Masyarakat Islam hidup dengan berpegang pada prinsip yang sudah tertulis dalam Kitabullah. Kitabullah mengatur tata cara umat Islam dalam bermasyarakat, salah satu bahasan menarik untuk didiskusikan adalah ekonomi Islam. Menilik dari catatan sejarah pemikiran ekonomi Islam, praktik ini bermula dari Nabi Muhammad SAW. Kemudian diwariskan kepada khalifah dan cendekiawan muslim generasi berikutnya.
Nabi Muhammad SAW adalah seorang pedagang yang terkenal dengan kejujurannya. Nilai-nilai yang beliau ajarkan dalam perdagangan inilah yang kemudian menjadi landasan dalam berkembangnya pemikiran ekonomi Islam.

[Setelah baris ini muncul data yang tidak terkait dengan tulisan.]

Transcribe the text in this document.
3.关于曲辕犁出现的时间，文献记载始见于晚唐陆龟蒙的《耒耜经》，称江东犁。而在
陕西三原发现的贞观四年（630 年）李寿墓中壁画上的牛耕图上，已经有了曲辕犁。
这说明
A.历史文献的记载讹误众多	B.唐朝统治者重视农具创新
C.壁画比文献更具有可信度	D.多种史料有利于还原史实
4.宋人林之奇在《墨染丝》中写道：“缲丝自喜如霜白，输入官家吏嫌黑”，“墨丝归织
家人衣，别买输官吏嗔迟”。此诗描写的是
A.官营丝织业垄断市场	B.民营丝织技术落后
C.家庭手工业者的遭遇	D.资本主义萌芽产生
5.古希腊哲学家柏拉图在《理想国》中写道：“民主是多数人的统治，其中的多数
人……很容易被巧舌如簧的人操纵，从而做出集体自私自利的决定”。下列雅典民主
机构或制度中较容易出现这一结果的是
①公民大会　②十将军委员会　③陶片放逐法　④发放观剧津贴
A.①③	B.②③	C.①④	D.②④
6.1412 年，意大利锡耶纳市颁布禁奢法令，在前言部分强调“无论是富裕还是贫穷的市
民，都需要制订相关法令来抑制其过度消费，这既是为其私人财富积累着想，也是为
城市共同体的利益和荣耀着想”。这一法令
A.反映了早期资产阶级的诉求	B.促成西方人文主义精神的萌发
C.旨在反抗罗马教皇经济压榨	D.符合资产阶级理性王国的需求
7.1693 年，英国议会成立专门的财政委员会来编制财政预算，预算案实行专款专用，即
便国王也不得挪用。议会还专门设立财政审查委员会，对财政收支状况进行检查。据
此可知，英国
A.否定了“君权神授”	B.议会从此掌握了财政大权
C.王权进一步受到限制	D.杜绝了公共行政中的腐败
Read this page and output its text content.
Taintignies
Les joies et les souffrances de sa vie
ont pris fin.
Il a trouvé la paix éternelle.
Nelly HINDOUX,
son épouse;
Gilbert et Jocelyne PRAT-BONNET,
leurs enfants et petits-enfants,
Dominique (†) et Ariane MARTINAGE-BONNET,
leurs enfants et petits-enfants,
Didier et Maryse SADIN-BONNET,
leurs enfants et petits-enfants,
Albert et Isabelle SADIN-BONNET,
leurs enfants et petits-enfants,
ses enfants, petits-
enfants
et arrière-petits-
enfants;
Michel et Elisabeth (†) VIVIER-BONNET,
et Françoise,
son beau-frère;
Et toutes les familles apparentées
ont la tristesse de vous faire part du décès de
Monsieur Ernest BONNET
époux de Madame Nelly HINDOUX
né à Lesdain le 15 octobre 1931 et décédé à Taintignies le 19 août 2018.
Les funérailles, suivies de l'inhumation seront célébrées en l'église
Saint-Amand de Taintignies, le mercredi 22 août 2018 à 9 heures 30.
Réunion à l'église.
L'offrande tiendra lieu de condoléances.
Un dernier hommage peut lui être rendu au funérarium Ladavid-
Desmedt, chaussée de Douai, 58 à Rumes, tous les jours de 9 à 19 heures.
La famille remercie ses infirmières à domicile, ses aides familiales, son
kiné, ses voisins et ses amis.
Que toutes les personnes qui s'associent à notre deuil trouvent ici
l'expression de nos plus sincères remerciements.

Definisi ekonomi Islam sendiri adalah sistem ekonomi yang praktiknya sejalan dengan aturan dan syariat Islam. Apakah sistem seperti ini dapat diterima begitu saja dengan mudah?
Tentu saja tidak. Sekalipun berlandaskan kepada ajaran Nabi Muhammad SAW, ekonomi Islam beberapa kali mengalami kemajuan juga kemunduran. Banyak sekali gejolak dan polemik yang terjadi sebagai dukungan juga penolakan terhadap sistem ini. Supaya lebih jelas, mari mempelajari sejarah pemikiran ekonomi Islam berikut ini.
Bagaimana Sejarah Pemikiran Ekonomi Islam Pada Mulanya?
Sejarah pemikiran ekonomi Islam bermula sejak era Nabi Muhammad SAW. Puncak kejayaannya ada pada abad ke-6 masehi hingga abad ke-13 masehi. Pada masa itu, praktik ekonomi Islam berkembang cepat, tidak hanya di kota Mekkah dan Madinah saja, tapi merambah ke berbagai belahan dunia lain.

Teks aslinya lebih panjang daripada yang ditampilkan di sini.